Israel intensifica ataques em Beirute, Líbano, provocando terror e destruição em bairros densamente povoados. A ofensiva, que já deixou 12 mortos, incluindo um dirigente de canal ligado ao Hezbollah, levanta temores de uma guerra regional mais ampla.
O centro de Beirute foi palco de ataques aéreos israelenses nesta quarta-feira, mergulhando a capital libanesa em um clima de medo e desespero. Três bairros densamente povoados, incluindo áreas próximas à sede do governo, foram atingidos, resultando em mortes e destruição generalizada.
Entre as vítimas fatais está Mohammed Cherri, diretor de programas políticos da emissora Al-Manar, ligada ao Hezbollah.
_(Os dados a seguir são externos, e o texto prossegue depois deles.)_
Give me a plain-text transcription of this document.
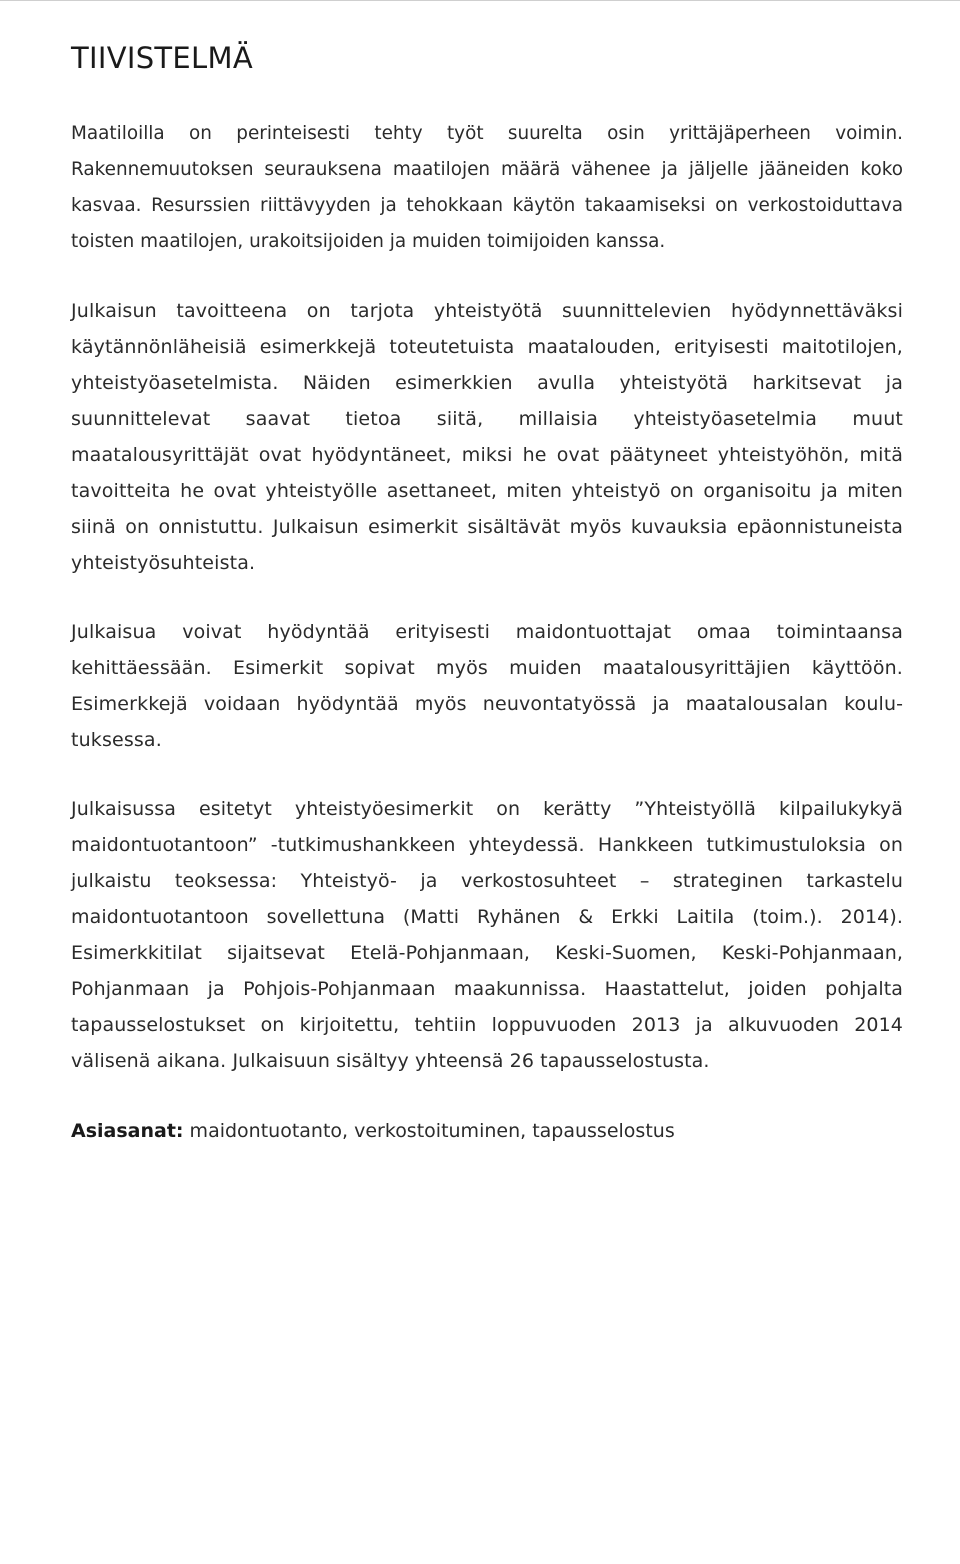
TIIVISTELMÄ

Maatiloilla on perinteisesti tehty työt suurelta osin yrittäjäperheen voimin. Rakennemuutoksen seurauksena maatilojen määrä vähenee ja jäljelle jääneiden koko kasvaa. Resurssien riittävyyden ja tehokkaan käytön takaamiseksi on verkostoiduttava toisten maatilojen, urakoitsijoiden ja muiden toimijoiden kanssa.

Julkaisun tavoitteena on tarjota yhteistyötä suunnittelevien hyödynnettäväksi käytännönläheisiä esimerkkejä toteutetuista maatalouden, erityisesti maitotilojen, yhteistyöasetelmista. Näiden esimerkkien avulla yhteistyötä harkitsevat ja suunnittelevat saavat tietoa siitä, millaisia yhteistyöasetelmia muut maatalousyrittäjät ovat hyödyntäneet, miksi he ovat päätyneet yhteistyöhön, mitä tavoitteita he ovat yhteistyölle asettaneet, miten yhteistyö on organisoitu ja miten siinä on onnistuttu. Julkaisun esimerkit sisältävät myös kuvauksia epäonnistuneista yhteistyösuhteista.

Julkaisua voivat hyödyntää erityisesti maidontuottajat omaa toimintaansa kehittäessään. Esimerkit sopivat myös muiden maatalousyrittäjien käyttöön. Esimerkkejä voidaan hyödyntää myös neuvontatyössä ja maatalousalan koulutuksessa.

Julkaisussa esitetyt yhteistyöesimerkit on kerätty ”Yhteistyöllä kilpailukykyä maidontuotantoon” -tutkimushankkeen yhteydessä. Hankkeen tutkimustuloksia on julkaistu teoksessa: Yhteistyö- ja verkostosuhteet – strateginen tarkastelu maidontuotantoon sovellettuna (Matti Ryhänen & Erkki Laitila (toim.). 2014). Esimerkkitilat sijaitsevat Etelä-Pohjanmaan, Keski-Suomen, Keski-Pohjanmaan, Pohjanmaan ja Pohjois-Pohjanmaan maakunnissa. Haastattelut, joiden pohjalta tapausselostukset on kirjoitettu, tehtiin loppuvuoden 2013 ja alkuvuoden 2014 välisenä aikana. Julkaisuun sisältyy yhteensä 26 tapausselostusta.

Asiasanat: maidontuotanto, verkostoituminen, tapausselostus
Ele morreu junto com sua esposa em um bombardeio que atingiu seu prédio residencial no bairro de Zokak al-Blatt, deixando filhos e netos feridos, conforme comunicado do canal.
A força dos ataques é descrita por moradores como aterrorizante. Edifícios desabaram, ruas ficaram cobertas de destroços e nuvens de cinza pairavam no ar. A população vive sob o constante zumbido de drones israelenses e o medo de novos bombardeios, que ocorrem a cada poucas horas em diferentes pontos da cidade.
Moradores relatam terror e exaustão em meio à escalada de violência
Sarah Saleh, 29 anos, deslocada da periferia sul de Beirute, descreveu a experiência de ter que fugir de sua casa em meio à noite. “Eram quatro da manhã, estávamos dormindo”, contou à AFP. “Saímos correndo de pijama e fomos para uma praça no centro da cidade.” Ela agora se abriga em uma escola adaptada como centro de acolhimento.
Haidar, de 68 anos, um comerciante local, expressou o pânico vivido por sua família. “Quando não há aviso, é muito difícil”, disse, relatando que sua esposa buscou abrigo em outro local após o bairro ser atingido repetidamente. A sensação é de exaustão e impotência diante da violência.
“Mal conseguimos falar, estamos exaustos”, desabafou Zainab, 65 anos. Ela descreveu o bombardeio como “muito forte, como se estivesse acontecendo sobre nossas cabeças”. O medo é constante, com ataques ocorrendo a cada uma ou duas horas. “Mas para onde deveríamos ir?”, questiona.
Israel mira infraestrutura e anuncia planos para isolar o sul do Líbano
Em paralelo aos ataques em Beirute, o Exército israelense anunciou planos para destruir pontes que conectam o sul do Líbano ao restante do país. O objetivo é interromper qualquer apoio militar ao Hezbollah, grupo considerado pela Israel como pró-Irã. A população foi orientada a evacuar áreas ao sul do rio Litani.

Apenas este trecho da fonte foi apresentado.